“To happiness, health and laughter in all your days.”
I have NEVER been to a wedding where anyone toasted anything other than fluffy love stuff. Let’s be honest, marriage isn’t all sunshine and rainbows. It is definitely one of the greatest commitments and acts of love there is. That doesn’t mean there isn’t a thunderstorm or two before the rainbow. If you want to give the beaming bride and groom some advice, you might as well be real about it.
So, the next time you hear, “To the bride and groom…” just remember what helpful advice could follow.
1. “…may the odds forever be in your favor.”
I don’t care who you are, marriage takes work and commitment. It doesn’t matter if you’ve been married 65 years or 5 years, the fact that you are still married says a lot about you and your spouse. At any point in time, that couple married for 65 years could have thrown in the towel and called it quits. Marriage is wonderful and grand when two people are committed to making it work and fighting for their love. The true love story is the one tangled with ups and downs, highs and lows, the good and the bad, and everything in between. As a newlywed, it’s easy to assume it will only be happiness, health and laughter. The rest of us know it’s so much more.
2. “…say goodbye to who you thought you were.”
This isn’t necessarily a bad thing. As a newlywed, you might think you know exactly who you are and who you are marrying. You don’t. Marriage brings out a different side of you that you didn’t know exists. The two single people that got engaged are different than the two engaged people that got married.
3. “…buy stock in odor neutralizer.”
Seriously, I thought I knew my husband before we got married, but you don’t really know someone until you’ve been putting on make-up at the bathroom mirror while your husband victimizes the toilet. After 10 years of marriage, I still wish I had never been introduced to that part of him. And, guess what? Girls poop, too. You didn’t really think she was just powdering her nose in there, did you?
4. “…she doesn’t really like sports.”
Once you are married, you don’t need to be on your best behavior anymore. While dating, she might have sat on the couch and rubbed your back while you watched Tiger Woods take an entire hour contemplating his putt.

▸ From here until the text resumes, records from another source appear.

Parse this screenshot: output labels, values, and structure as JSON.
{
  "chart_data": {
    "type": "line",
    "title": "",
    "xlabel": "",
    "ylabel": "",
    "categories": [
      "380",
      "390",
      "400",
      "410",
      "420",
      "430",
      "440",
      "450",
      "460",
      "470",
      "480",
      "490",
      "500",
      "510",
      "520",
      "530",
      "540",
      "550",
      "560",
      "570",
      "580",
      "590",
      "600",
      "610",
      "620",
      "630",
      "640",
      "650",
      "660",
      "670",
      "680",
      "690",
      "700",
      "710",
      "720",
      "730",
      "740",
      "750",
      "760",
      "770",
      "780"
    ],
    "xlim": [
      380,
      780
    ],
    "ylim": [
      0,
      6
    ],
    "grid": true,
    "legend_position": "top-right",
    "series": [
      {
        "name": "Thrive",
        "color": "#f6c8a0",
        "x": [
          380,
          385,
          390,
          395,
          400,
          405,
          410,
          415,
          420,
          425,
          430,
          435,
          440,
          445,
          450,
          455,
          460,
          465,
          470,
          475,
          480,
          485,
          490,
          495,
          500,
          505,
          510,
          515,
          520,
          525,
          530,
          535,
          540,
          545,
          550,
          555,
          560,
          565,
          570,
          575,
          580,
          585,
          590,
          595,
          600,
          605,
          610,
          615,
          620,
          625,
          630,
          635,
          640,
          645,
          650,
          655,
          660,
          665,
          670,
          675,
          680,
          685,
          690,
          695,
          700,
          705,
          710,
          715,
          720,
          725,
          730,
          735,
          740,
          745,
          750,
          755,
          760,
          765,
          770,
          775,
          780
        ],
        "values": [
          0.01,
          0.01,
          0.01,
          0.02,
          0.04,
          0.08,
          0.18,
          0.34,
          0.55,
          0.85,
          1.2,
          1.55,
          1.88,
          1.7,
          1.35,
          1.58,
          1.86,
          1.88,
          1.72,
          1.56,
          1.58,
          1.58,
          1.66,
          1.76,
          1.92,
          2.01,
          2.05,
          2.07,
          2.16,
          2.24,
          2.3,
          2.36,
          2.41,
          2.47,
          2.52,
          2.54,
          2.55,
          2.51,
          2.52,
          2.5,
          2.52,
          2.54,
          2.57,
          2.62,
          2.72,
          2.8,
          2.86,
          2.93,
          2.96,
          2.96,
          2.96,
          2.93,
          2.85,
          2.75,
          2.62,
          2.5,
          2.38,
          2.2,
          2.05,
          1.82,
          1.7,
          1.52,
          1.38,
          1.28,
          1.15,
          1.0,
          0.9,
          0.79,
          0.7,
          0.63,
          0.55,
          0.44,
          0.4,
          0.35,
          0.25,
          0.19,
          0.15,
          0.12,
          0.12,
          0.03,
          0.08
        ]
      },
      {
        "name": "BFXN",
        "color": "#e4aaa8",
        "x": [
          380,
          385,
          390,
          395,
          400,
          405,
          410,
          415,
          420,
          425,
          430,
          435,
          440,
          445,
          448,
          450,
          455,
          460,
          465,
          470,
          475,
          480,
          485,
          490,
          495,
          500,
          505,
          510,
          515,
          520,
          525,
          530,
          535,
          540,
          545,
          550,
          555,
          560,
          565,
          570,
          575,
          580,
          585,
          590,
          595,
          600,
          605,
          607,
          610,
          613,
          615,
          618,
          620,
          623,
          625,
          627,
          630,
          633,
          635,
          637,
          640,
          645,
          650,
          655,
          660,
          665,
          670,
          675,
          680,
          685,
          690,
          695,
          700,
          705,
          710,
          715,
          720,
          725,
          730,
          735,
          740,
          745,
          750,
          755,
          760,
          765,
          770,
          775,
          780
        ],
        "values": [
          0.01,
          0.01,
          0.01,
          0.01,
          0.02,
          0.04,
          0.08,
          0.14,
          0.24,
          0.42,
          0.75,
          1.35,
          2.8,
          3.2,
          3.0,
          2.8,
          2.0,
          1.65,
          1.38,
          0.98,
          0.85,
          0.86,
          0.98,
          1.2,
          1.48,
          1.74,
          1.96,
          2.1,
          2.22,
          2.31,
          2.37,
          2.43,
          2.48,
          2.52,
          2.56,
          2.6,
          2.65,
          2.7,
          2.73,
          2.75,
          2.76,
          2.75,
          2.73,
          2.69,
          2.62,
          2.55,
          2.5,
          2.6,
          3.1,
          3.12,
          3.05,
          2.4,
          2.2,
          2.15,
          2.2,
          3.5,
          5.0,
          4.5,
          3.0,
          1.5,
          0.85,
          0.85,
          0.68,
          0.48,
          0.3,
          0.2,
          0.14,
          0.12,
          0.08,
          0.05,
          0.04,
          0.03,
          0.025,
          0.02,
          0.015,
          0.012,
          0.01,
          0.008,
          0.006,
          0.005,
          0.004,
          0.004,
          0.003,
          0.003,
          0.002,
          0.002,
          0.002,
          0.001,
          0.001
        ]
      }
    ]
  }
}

He might have sat through three hours of “The Bachelor” re-runs. Well, not anymore. Marriage is a safe zone, and you are able to let loose and be yourself. Not to say you weren’t before, but marriage gives you a little reassurance that it’s ok to disagree, and it’s even healthy to have separate likes and dislikes.
5. “…congratulations. You will now know the true meaning of compromise.”
Sure, you’ve compromised plenty of times before. Like that time you wanted to go to your friends Super Bowl party, and she wanted to go to her friend’s memorial for her dog. You compromised and spent a little time at both. It was hard, but you did what you had to do for your partner. Wrong. That was easy. Marriage means you have to compromise on bigger issues. Where you live, where you work, how you spend and don’t spend your money. The other person’s opinion matters just as much as your own. Blending two lives into one is hard business.
So, let’s make a toast to the newlyweds as they prepare themselves for the reality of marriage. It is great, happy and even fun. However, it’s easy to forget that there is work involved in maintaining that marital bliss. Sometimes that truth is a little hard to swallow. But finding someone who makes you happy and wants to share his life with you in spite of it all? It’s well worth it.